Final exams are mercifully over and it is time for merry-making - going to see films, to restaurants or even out of the city. But for the younger siblings of those taking the board examinations, holiday time is full of "Shh, don't make noise" because 'bhaiya' or 'didi' is studying.
Most schools are done with their final examinations and this is the time when the holidays are really "freeee" - no boring homework, no projects and, more important, no studying for tests.
With the board examinations ending late this week and the new academic year to start April 1, the younger siblings have still to wait to "freak out".
For 11-year-old Arvind Krishnan, his plans to call friends over have been turned down by his parents. "It is just not fair. My exams ended last week, and it is my right to enjoy my real free time. But with elder brother's board exams on, my parents have banned my playing on the computer as he might get distracted. I have also been told to watch TV with the volume at a minimum," said a visibly unhappy Arvind.
An avid computer gamer, Arvind had planned to catch up with his favourite video games after his exams got over as well as watch movies. But mama said a firm "no".
"I feel sorry for him, but what can I do. My elder son is taking his Class 10 boards and gets inevitably drawn to the computer whenever Arvind decides to play. So, I have pleaded with him not to play on the computer," explained his mother Mina.
The Class 10 board exams end March 27, leaving Arvind with just a few days before he begins Class 6 on April 1. In the meantime, books have to be bought for the new class - and covered with brown paper and plastic sheet, a time consuming affair for most parents.

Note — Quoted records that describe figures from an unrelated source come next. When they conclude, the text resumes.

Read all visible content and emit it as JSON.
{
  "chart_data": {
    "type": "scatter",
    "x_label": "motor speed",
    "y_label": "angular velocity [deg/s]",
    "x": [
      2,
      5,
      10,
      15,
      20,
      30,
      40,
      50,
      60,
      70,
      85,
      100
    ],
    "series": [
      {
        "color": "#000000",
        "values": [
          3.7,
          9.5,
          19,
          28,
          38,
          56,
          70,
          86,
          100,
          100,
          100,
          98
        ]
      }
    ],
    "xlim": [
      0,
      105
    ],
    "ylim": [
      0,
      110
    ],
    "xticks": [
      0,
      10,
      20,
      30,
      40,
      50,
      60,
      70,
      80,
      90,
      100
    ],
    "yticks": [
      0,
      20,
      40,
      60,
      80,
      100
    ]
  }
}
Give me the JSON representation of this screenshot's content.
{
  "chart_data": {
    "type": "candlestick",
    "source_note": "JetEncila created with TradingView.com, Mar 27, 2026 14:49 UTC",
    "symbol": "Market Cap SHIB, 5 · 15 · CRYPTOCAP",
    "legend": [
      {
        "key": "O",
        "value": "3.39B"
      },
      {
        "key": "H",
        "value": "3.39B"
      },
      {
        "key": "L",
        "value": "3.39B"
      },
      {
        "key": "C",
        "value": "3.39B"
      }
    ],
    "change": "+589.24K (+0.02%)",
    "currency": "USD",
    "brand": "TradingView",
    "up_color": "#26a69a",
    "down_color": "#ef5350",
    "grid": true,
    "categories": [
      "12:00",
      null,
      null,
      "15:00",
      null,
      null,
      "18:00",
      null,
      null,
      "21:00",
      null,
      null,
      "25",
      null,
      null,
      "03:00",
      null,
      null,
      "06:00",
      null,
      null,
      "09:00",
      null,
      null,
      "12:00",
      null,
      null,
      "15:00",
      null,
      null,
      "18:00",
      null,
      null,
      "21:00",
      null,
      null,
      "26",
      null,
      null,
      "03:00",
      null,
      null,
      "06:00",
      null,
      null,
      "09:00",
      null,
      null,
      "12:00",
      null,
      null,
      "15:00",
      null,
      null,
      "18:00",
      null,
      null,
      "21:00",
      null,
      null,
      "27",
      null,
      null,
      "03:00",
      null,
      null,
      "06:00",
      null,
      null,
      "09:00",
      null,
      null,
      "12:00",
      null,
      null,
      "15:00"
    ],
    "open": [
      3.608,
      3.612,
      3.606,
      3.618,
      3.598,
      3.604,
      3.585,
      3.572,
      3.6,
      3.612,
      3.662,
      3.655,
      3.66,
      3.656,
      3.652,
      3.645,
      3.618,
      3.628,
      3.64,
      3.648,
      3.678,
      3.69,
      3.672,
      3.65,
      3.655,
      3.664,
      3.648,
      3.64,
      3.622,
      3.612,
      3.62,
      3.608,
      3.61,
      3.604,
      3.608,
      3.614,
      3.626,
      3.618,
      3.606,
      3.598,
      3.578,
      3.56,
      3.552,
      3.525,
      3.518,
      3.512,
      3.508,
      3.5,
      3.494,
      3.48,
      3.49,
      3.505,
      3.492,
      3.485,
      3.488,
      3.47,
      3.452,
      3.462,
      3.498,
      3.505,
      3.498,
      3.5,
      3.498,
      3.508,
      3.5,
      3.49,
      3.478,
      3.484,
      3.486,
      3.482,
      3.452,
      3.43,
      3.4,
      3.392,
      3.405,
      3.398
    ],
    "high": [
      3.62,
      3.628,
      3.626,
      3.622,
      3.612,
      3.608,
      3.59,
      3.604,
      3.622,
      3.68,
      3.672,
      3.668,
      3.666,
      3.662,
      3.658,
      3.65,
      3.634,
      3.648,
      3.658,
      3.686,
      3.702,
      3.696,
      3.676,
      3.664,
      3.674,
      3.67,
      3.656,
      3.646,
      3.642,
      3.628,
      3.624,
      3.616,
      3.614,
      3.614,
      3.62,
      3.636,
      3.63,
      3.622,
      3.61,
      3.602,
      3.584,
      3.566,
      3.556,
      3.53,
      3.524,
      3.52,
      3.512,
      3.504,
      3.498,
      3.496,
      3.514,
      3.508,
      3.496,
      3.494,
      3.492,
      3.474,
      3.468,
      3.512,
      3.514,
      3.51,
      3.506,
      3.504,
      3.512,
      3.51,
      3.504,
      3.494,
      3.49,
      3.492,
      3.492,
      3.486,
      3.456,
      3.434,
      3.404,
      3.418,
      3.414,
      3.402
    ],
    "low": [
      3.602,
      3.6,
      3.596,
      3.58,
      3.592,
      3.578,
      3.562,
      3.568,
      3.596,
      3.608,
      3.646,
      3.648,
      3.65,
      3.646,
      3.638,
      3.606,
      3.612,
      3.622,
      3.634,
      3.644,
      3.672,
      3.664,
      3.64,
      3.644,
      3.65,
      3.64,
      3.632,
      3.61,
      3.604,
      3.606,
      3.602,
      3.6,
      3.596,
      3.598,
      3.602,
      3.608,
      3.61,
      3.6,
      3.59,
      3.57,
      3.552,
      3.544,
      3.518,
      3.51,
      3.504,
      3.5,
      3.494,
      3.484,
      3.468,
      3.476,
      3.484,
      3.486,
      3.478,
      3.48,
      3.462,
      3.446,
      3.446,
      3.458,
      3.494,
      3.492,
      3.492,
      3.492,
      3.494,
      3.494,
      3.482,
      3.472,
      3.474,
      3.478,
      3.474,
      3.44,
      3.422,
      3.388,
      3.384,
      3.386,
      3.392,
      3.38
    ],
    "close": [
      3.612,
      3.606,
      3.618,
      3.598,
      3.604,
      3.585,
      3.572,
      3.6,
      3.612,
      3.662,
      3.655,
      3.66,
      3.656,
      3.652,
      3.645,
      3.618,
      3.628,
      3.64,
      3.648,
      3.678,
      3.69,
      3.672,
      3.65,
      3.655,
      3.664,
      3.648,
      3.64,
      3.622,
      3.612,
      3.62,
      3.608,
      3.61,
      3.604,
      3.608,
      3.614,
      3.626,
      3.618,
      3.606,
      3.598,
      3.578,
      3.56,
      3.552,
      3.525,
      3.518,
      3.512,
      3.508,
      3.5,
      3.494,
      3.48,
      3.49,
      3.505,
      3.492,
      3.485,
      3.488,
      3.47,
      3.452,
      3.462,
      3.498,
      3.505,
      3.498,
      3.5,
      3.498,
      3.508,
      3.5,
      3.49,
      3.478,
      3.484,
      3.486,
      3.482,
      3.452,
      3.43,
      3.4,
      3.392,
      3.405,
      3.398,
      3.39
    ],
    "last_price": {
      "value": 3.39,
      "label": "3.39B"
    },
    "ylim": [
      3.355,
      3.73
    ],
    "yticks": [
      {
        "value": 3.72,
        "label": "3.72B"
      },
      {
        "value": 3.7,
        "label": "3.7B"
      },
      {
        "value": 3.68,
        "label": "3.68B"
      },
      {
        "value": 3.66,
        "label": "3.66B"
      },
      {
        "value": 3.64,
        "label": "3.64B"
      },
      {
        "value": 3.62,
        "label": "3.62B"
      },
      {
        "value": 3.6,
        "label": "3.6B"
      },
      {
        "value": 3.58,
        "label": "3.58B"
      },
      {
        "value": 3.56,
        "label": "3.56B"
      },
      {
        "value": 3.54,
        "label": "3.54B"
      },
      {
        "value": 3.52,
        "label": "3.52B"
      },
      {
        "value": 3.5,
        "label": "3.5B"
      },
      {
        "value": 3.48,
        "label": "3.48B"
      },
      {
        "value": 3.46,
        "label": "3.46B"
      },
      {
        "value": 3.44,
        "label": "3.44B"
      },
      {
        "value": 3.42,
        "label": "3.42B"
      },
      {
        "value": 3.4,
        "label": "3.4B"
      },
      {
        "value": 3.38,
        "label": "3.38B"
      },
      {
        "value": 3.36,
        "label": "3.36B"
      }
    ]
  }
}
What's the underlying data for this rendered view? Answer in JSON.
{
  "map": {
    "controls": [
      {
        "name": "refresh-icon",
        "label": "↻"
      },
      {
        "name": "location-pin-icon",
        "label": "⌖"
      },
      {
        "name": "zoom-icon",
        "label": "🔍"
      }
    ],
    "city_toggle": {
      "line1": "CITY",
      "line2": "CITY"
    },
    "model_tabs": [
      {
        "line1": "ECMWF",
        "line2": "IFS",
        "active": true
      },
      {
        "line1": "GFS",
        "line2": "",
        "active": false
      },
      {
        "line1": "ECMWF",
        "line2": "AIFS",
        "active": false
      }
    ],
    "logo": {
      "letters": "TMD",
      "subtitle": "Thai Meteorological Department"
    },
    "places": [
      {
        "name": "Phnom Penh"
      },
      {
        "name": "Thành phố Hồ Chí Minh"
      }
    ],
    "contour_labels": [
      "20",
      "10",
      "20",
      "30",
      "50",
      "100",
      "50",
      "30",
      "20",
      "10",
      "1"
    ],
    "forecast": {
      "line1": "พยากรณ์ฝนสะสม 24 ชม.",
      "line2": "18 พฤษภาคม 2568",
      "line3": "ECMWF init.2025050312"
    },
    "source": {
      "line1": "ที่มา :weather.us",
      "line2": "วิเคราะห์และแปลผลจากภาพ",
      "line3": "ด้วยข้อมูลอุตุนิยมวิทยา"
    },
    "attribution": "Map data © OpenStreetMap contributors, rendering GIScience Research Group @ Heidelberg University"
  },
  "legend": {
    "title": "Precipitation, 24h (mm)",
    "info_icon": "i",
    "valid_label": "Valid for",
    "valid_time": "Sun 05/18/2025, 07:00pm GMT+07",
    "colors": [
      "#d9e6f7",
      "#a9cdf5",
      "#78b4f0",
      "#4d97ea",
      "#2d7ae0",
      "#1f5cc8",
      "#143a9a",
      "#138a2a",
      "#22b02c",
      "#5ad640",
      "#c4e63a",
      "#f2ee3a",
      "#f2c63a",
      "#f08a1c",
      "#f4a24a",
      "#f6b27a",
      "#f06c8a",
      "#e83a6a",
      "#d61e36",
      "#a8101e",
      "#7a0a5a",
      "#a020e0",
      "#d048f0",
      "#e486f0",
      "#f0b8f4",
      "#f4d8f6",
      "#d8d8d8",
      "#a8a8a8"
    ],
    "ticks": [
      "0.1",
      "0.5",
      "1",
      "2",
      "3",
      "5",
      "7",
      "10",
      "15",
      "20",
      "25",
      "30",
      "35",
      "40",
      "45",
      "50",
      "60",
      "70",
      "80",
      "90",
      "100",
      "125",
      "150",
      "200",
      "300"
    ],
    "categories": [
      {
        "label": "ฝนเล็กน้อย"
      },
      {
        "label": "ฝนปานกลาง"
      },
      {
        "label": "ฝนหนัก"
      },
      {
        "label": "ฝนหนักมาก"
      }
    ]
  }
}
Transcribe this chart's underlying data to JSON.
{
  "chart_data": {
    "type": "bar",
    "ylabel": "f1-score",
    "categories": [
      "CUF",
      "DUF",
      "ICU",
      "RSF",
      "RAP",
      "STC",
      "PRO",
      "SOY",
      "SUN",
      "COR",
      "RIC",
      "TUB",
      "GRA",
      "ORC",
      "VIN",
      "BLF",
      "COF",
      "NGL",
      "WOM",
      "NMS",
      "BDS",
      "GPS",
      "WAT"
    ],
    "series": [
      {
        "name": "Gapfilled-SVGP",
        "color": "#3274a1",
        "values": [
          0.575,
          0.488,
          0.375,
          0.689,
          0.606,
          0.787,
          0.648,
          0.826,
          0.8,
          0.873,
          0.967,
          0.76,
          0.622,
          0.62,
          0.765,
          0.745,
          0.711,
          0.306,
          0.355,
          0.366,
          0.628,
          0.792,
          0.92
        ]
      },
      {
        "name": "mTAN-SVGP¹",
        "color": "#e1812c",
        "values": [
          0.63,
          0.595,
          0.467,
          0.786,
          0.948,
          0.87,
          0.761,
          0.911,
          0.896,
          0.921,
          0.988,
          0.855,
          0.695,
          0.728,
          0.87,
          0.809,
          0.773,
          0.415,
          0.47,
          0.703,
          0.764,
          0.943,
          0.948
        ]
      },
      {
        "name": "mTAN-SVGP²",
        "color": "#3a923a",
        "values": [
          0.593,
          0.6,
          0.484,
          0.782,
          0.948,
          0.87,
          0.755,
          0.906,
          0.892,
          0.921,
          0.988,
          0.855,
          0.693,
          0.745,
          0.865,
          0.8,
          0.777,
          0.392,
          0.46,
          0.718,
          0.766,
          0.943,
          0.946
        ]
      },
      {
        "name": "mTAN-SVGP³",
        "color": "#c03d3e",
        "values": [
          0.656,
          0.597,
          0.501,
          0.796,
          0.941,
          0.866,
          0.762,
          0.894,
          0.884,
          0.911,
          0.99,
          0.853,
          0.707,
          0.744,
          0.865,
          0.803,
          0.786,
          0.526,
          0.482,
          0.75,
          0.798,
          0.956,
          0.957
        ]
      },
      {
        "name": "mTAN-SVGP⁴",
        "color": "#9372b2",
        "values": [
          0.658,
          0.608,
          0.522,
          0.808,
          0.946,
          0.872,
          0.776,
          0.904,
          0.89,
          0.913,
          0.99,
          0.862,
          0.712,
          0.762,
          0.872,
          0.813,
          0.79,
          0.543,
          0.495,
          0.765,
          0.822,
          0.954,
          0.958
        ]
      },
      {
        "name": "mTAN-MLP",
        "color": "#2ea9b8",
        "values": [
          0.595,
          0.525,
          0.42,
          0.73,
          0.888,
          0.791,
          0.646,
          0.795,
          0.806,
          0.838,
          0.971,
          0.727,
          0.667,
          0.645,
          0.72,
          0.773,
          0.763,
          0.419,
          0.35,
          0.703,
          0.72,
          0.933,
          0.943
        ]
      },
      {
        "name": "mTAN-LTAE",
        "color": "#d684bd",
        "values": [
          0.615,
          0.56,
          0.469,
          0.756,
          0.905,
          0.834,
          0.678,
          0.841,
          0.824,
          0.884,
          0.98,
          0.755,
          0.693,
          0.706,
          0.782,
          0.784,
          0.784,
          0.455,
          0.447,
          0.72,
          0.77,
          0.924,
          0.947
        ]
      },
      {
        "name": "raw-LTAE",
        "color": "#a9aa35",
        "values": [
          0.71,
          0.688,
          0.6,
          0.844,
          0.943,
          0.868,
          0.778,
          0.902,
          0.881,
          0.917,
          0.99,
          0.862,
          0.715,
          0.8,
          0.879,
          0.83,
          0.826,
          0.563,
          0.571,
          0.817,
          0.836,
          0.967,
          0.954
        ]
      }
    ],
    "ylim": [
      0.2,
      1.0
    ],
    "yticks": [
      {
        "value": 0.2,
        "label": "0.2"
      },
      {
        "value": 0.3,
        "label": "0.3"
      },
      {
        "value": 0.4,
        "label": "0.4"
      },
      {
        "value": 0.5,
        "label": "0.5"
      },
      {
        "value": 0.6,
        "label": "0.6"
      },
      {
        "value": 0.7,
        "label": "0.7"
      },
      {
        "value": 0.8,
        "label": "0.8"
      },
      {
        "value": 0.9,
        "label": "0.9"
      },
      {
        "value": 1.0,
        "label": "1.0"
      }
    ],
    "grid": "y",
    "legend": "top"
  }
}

Satyajit Ghosh, who goes to Class 4 in the new session, has resignedly put up with his elder sister's board exams. His parents have promised him a holiday during the summer vacations. But with many schools beginning their Class 11 lessons even before the board results are announced in mid-May, Satyajit's hopes of going on the promised holiday might just not take off as his sister would be neck deep into studies.
Aishwarya Jaishankar, who goes to Class 5 this session, gets just two days to go out with her parents and elder brother. Her elder brother's Class 12 board exams end March 26 and her new class begins March 28.
"She is okay about it. There is no other way out, I guess," says her father Jaishankar. "We've promised the children a good holiday during the summer break."
The month-long board exams have also begun telling on the patience of the students taking them. "I wish the exams would end, it is beginning to get so boring. I am tired of studying," said Srikant V., who has only two papers to take - Science on March 25 and MCQ or Multiple Choice Questions on Science on March 27 - before his Class 10 board exams end.
For the parents too, it is a relief each time their wards finish a paper. "It's four papers over, and two more to go. I'm counting the days when my daughter finishes her board exams," said a tense Meenakshi Loomba, who has been trying to help daughter Ritu with some of the subjects for the Class 10 exams.